Cool thanks Charst. 

I'm going to have a crack at adapting this for BIAB stovetop.


----------



## sim (28/10/11)

bullsneck said:


> Going to have a few tonight.



so how'd it go bullsneck? ...or did it finish you off?!


----------



## bullsneck (28/10/11)

Time in the keg has done it wonders. I'd probably do it again, but bitter a little more if using English hops.
It has a slight sweetness to it which throws it a little off balance.


----------



## chadjaja (2/11/11)

Anyone using midnight wheat in their black IPA's? Brewing one up tomorrow and just starting to have a think about how much to add. Will add a touch of choc malt but not enough to impart too much of a roasted flavour.


----------



## 2much2spend (2/11/11)

chadjaja said:


> Anyone using midnight wheat in their black IPA's? Brewing one up tomorrow and just starting to have a think about how much to add. Will add a touch of choc malt but not enough to impart too much of a roasted flavour.

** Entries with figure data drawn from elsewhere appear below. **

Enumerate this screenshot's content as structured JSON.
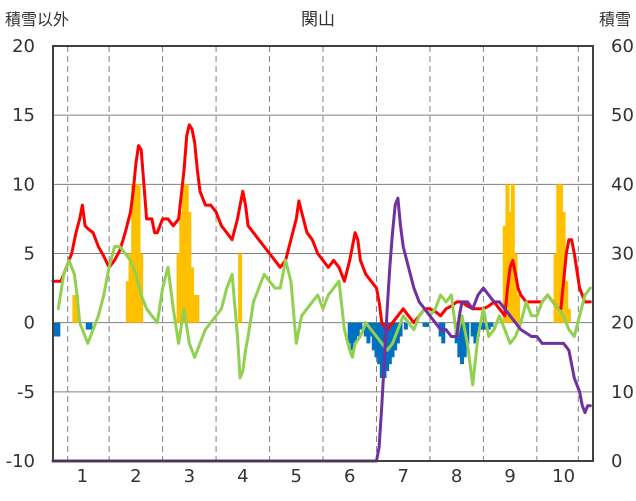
{
  "chart_data": {
    "type": "line",
    "title": "関山",
    "left_axis_label": "積雪以外",
    "right_axis_label": "積雪",
    "ylim_left": [
      -10,
      20
    ],
    "yticks_left": [
      20,
      15,
      10,
      5,
      0,
      -5,
      -10
    ],
    "ylim_right": [
      0,
      60
    ],
    "yticks_right": [
      60,
      50,
      40,
      30,
      20,
      10,
      0
    ],
    "xlim": [
      0.45,
      10.55
    ],
    "xticks": [
      1,
      2,
      3,
      4,
      5,
      6,
      7,
      8,
      9,
      10
    ],
    "grid": true,
    "colors": {
      "red_line": "#ff0000",
      "green_line": "#92d050",
      "purple_line": "#7030a0",
      "orange_bar": "#ffc000",
      "blue_bar": "#0070c0",
      "grid": "#808080",
      "axis": "#404040"
    },
    "series": [
      {
        "type": "line",
        "axis": "left",
        "color": "#ff0000",
        "x": [
          0.45,
          0.6,
          0.75,
          0.8,
          0.88,
          0.95,
          1.0,
          1.05,
          1.1,
          1.2,
          1.3,
          1.4,
          1.5,
          1.6,
          1.7,
          1.8,
          1.9,
          1.95,
          2.0,
          2.05,
          2.1,
          2.15,
          2.2,
          2.3,
          2.35,
          2.4,
          2.5,
          2.6,
          2.7,
          2.8,
          2.9,
          2.95,
          3.0,
          3.05,
          3.1,
          3.15,
          3.2,
          3.3,
          3.4,
          3.5,
          3.6,
          3.7,
          3.8,
          3.9,
          3.95,
          4.0,
          4.05,
          4.1,
          4.2,
          4.3,
          4.4,
          4.5,
          4.6,
          4.7,
          4.8,
          4.9,
          5.0,
          5.05,
          5.1,
          5.2,
          5.3,
          5.4,
          5.5,
          5.6,
          5.7,
          5.8,
          5.85,
          5.9,
          6.0,
          6.05,
          6.1,
          6.15,
          6.2,
          6.3,
          6.4,
          6.5,
          6.55,
          6.6,
          6.7,
          6.8,
          6.9,
          7.0,
          7.1,
          7.2,
          7.3,
          7.4,
          7.5,
          7.6,
          7.7,
          7.8,
          7.9,
          8.0,
          8.1,
          8.2,
          8.3,
          8.4,
          8.5,
          8.6,
          8.7,
          8.8,
          8.9,
          8.95,
          9.0,
          9.05,
          9.1,
          9.15,
          9.2,
          9.3,
          9.4,
          9.5,
          9.6,
          9.7,
          9.8,
          9.9,
          9.95,
          10.0,
          10.05,
          10.1,
          10.15,
          10.2,
          10.3,
          10.4,
          10.5
        ],
        "y": [
          3.0,
          3.0,
          4.5,
          5.0,
          6.5,
          7.5,
          8.5,
          7.0,
          6.8,
          6.5,
          5.5,
          4.8,
          4.0,
          4.5,
          5.2,
          6.5,
          8.0,
          9.5,
          11.5,
          12.8,
          12.5,
          10.0,
          7.5,
          7.5,
          6.5,
          6.5,
          7.5,
          7.5,
          7.0,
          7.5,
          11.0,
          13.5,
          14.3,
          14.0,
          13.0,
          11.0,
          9.5,
          8.5,
          8.5,
          8.0,
          7.0,
          6.5,
          6.0,
          7.5,
          8.5,
          9.5,
          8.5,
          7.0,
          6.5,
          6.0,
          5.5,
          5.0,
          4.5,
          4.0,
          4.5,
          6.0,
          7.5,
          8.8,
          8.0,
          6.5,
          6.0,
          5.0,
          4.5,
          4.0,
          4.5,
          4.0,
          3.5,
          3.0,
          4.5,
          5.5,
          6.5,
          6.0,
          4.5,
          3.5,
          3.0,
          2.5,
          1.5,
          0.0,
          -0.5,
          0.0,
          0.5,
          1.0,
          0.5,
          0.0,
          0.5,
          1.0,
          1.0,
          0.8,
          0.5,
          1.0,
          1.2,
          1.5,
          1.5,
          1.2,
          1.0,
          1.0,
          1.0,
          1.2,
          1.5,
          1.0,
          0.5,
          2.5,
          4.0,
          4.5,
          3.5,
          2.5,
          2.0,
          1.5,
          1.5,
          1.5,
          1.5,
          2.0,
          1.5,
          1.0,
          1.0,
          3.0,
          5.0,
          6.0,
          6.0,
          5.0,
          2.5,
          1.5,
          1.5
        ]
      },
      {
        "type": "line",
        "axis": "left",
        "color": "#92d050",
        "x": [
          0.55,
          0.65,
          0.75,
          0.85,
          0.9,
          0.95,
          1.0,
          1.05,
          1.1,
          1.15,
          1.2,
          1.3,
          1.4,
          1.5,
          1.6,
          1.7,
          1.8,
          1.9,
          2.0,
          2.1,
          2.2,
          2.3,
          2.4,
          2.5,
          2.6,
          2.7,
          2.8,
          2.9,
          3.0,
          3.1,
          3.2,
          3.3,
          3.4,
          3.5,
          3.6,
          3.7,
          3.8,
          3.9,
          3.95,
          4.0,
          4.05,
          4.1,
          4.2,
          4.3,
          4.4,
          4.5,
          4.6,
          4.7,
          4.8,
          4.9,
          5.0,
          5.1,
          5.2,
          5.3,
          5.4,
          5.5,
          5.6,
          5.7,
          5.8,
          5.9,
          6.0,
          6.05,
          6.1,
          6.2,
          6.3,
          6.4,
          6.5,
          6.6,
          6.7,
          6.8,
          6.9,
          7.0,
          7.1,
          7.2,
          7.3,
          7.4,
          7.5,
          7.6,
          7.7,
          7.8,
          7.9,
          8.0,
          8.1,
          8.2,
          8.3,
          8.4,
          8.5,
          8.6,
          8.7,
          8.8,
          8.9,
          9.0,
          9.1,
          9.2,
          9.3,
          9.4,
          9.5,
          9.6,
          9.7,
          9.8,
          9.9,
          10.0,
          10.1,
          10.2,
          10.3,
          10.4,
          10.5
        ],
        "y": [
          1.0,
          3.5,
          4.5,
          3.5,
          2.0,
          0.0,
          -0.5,
          -1.0,
          -1.5,
          -1.0,
          -0.5,
          0.5,
          2.0,
          4.0,
          5.5,
          5.5,
          5.0,
          4.5,
          3.5,
          2.0,
          1.0,
          0.5,
          0.0,
          2.5,
          4.0,
          1.0,
          -1.5,
          1.0,
          -1.5,
          -2.5,
          -1.5,
          -0.5,
          0.0,
          0.5,
          1.0,
          2.5,
          3.5,
          -1.0,
          -4.0,
          -3.5,
          -2.0,
          -1.0,
          1.5,
          2.5,
          3.5,
          3.0,
          2.5,
          2.5,
          4.5,
          3.0,
          -1.5,
          0.5,
          1.0,
          1.5,
          2.0,
          1.0,
          2.0,
          2.5,
          3.0,
          -0.5,
          -2.0,
          -2.5,
          -1.5,
          -1.0,
          0.0,
          -0.5,
          -1.0,
          -1.5,
          -2.0,
          -1.5,
          -0.5,
          0.5,
          0.0,
          -0.5,
          0.5,
          1.0,
          0.5,
          1.0,
          2.0,
          1.5,
          2.0,
          -1.0,
          0.5,
          -1.5,
          -4.5,
          -1.0,
          1.0,
          -1.0,
          -0.5,
          0.5,
          -0.5,
          -1.5,
          -1.0,
          0.0,
          1.5,
          0.5,
          0.5,
          1.5,
          2.0,
          1.5,
          1.0,
          0.5,
          -0.5,
          -1.0,
          0.5,
          2.0,
          2.5
        ]
      },
      {
        "type": "line",
        "axis": "right",
        "color": "#7030a0",
        "x": [
          0.45,
          1.0,
          2.0,
          3.0,
          4.0,
          5.0,
          6.0,
          6.5,
          6.55,
          6.6,
          6.65,
          6.7,
          6.75,
          6.8,
          6.85,
          6.9,
          6.95,
          7.0,
          7.1,
          7.2,
          7.3,
          7.4,
          7.5,
          7.6,
          7.7,
          7.8,
          7.9,
          8.0,
          8.05,
          8.1,
          8.2,
          8.3,
          8.4,
          8.5,
          8.6,
          8.7,
          8.8,
          8.9,
          9.0,
          9.1,
          9.2,
          9.3,
          9.4,
          9.5,
          9.6,
          9.7,
          9.8,
          9.9,
          10.0,
          10.1,
          10.2,
          10.3,
          10.35,
          10.4,
          10.45,
          10.5
        ],
        "y": [
          0,
          0,
          0,
          0,
          0,
          0,
          0,
          0,
          2,
          8,
          15,
          22,
          28,
          33,
          37,
          38,
          34,
          31,
          28,
          25,
          23,
          22,
          21,
          20,
          19,
          19,
          18,
          18,
          21,
          23,
          23,
          22,
          24,
          25,
          24,
          23,
          23,
          22,
          21,
          20,
          19,
          18.5,
          18,
          18,
          17,
          17,
          17,
          17,
          17,
          16,
          12,
          10,
          8,
          7,
          8,
          8
        ]
      },
      {
        "type": "bar",
        "axis": "left",
        "color": "#ffc000",
        "x": [
          0.85,
          0.9,
          1.85,
          1.9,
          1.95,
          2.0,
          2.05,
          2.1,
          2.8,
          2.85,
          2.9,
          2.95,
          3.0,
          3.05,
          3.1,
          3.15,
          3.95,
          8.9,
          8.95,
          9.0,
          9.05,
          9.1,
          9.15,
          9.85,
          9.9,
          9.95,
          10.0,
          10.05,
          10.1
        ],
        "y": [
          2.0,
          2.0,
          3.0,
          5.0,
          10.0,
          10.0,
          10.0,
          5.0,
          5.0,
          8.0,
          10.0,
          10.0,
          8.0,
          4.0,
          2.0,
          2.0,
          5.0,
          7.0,
          10.0,
          8.0,
          10.0,
          5.0,
          2.0,
          5.0,
          10.0,
          10.0,
          8.0,
          3.0,
          1.0
        ]
      },
      {
        "type": "bar",
        "axis": "left",
        "color": "#0070c0",
        "x": [
          0.5,
          0.55,
          1.1,
          1.15,
          6.0,
          6.05,
          6.1,
          6.15,
          6.2,
          6.3,
          6.35,
          6.4,
          6.45,
          6.5,
          6.55,
          6.6,
          6.65,
          6.7,
          6.75,
          6.8,
          6.85,
          6.9,
          6.95,
          7.05,
          7.4,
          7.45,
          7.7,
          7.75,
          8.0,
          8.05,
          8.1,
          8.15,
          8.2,
          8.3,
          8.35,
          8.4,
          8.45,
          8.5,
          8.55,
          8.6,
          8.65
        ],
        "y": [
          -1.0,
          -1.0,
          -0.5,
          -0.5,
          -1.5,
          -2.0,
          -1.5,
          -1.0,
          -0.5,
          -1.0,
          -1.5,
          -1.0,
          -2.0,
          -2.5,
          -3.0,
          -4.0,
          -4.0,
          -3.5,
          -3.0,
          -2.5,
          -2.0,
          -1.5,
          -1.0,
          -0.5,
          -0.3,
          -0.3,
          -1.0,
          -1.5,
          -1.5,
          -2.5,
          -3.0,
          -2.5,
          -1.5,
          -1.0,
          -1.5,
          -1.0,
          -0.5,
          -0.5,
          -0.5,
          -0.5,
          -0.3
        ]
      }
    ]
  }
}
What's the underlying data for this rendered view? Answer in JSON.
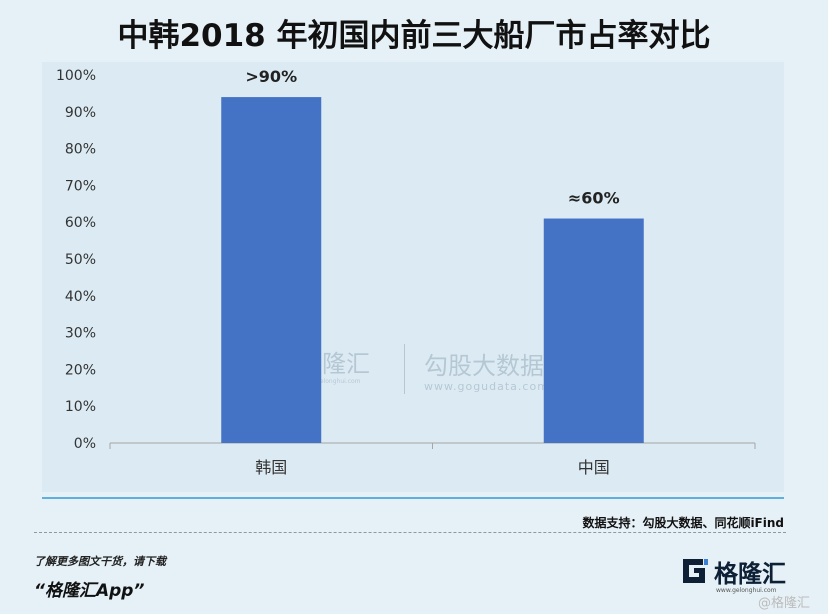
{
  "title": "中韩2018 年初国内前三大船厂市占率对比",
  "source": "数据支持：勾股大数据、同花顺iFind",
  "promo": {
    "line1": "了解更多图文干货，请下载",
    "line2": "“格隆汇App”"
  },
  "logo": {
    "name": "格隆汇",
    "url": "www.gelonghui.com"
  },
  "watermark": {
    "name1": "格隆汇",
    "url1": "www.gelonghui.com",
    "name2": "勾股大数据",
    "url2": "www.gogudata.com"
  },
  "corner_mark": "@格隆汇",
  "colors": {
    "bar": "#4472c4",
    "background": "#e6f1f7",
    "plot_background": "#dcebf3",
    "accent_line": "#5fb0dc"
  },
  "chart_data": {
    "type": "bar",
    "title": "中韩2018 年初国内前三大船厂市占率对比",
    "categories": [
      "韩国",
      "中国"
    ],
    "values": [
      94,
      61
    ],
    "data_labels": [
      ">90%",
      "≈60%"
    ],
    "ylim": [
      0,
      100
    ],
    "yticks": [
      "0%",
      "10%",
      "20%",
      "30%",
      "40%",
      "50%",
      "60%",
      "70%",
      "80%",
      "90%",
      "100%"
    ],
    "xlabel": "",
    "ylabel": "",
    "grid": false,
    "legend": "none"
  }
}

yeah i did to the 62 black ipa. made it reel dark but not quite black
dont worry about the flavour the 62 bIPA is very coffee chocolatetie :drinks:


----------



## Aces High (30/11/11)

BreathingHeat said:


> Alright guys, I'm finally brewing my Black IPA this Sunday (BIAB). Anyone see any glaring errors in my recipe? Suggestions appreciated.
> 
> Black IPA
> 
> ...



Sorry to resurrect an old thread here, but I have a mate that wants me to brew him a Black IPA. I've never brewed a black or something this high OG, so its all new to me. 

A couple of recipes in this thread have water additions like gypsum, chalk etc. Is this just to do with the water they are using (eg distilled or tank water) or is there some reason why you need to add them to a black IPA? 

I've never needed to add any additions to my water previously


----------



## seamad (30/11/11)

Without opening the water additions can o worms if you haven't in the past don't bother.
Made this myself ( on tap atm) good drop. I add water additions measure pH etc. Will turn out fine without


----------



## chadjaja (30/11/11)

Made mine without any water additions and its fine also...too good in fact and I should ration myself LOL


----------



## TheBlackAdder (21/9/15)

Little bit of a thread necro....

Put up this recipe because I tried the beer at a pub and absolutely love it

I cant remember exactly but OG was about 1.060 and FG ~ 1.011

Great colour but damn it has a hop kick from what I tried while bottling. Way more bitter than Karma Citra - not sure how drinkable it will be.
Hopefully (cos I was sort of tasting the dregs) I just got a mouthful of hop pellets and it will mellow out in the bottle

I made it as a wedding gift...so I bloody hope it mellows out lol


----------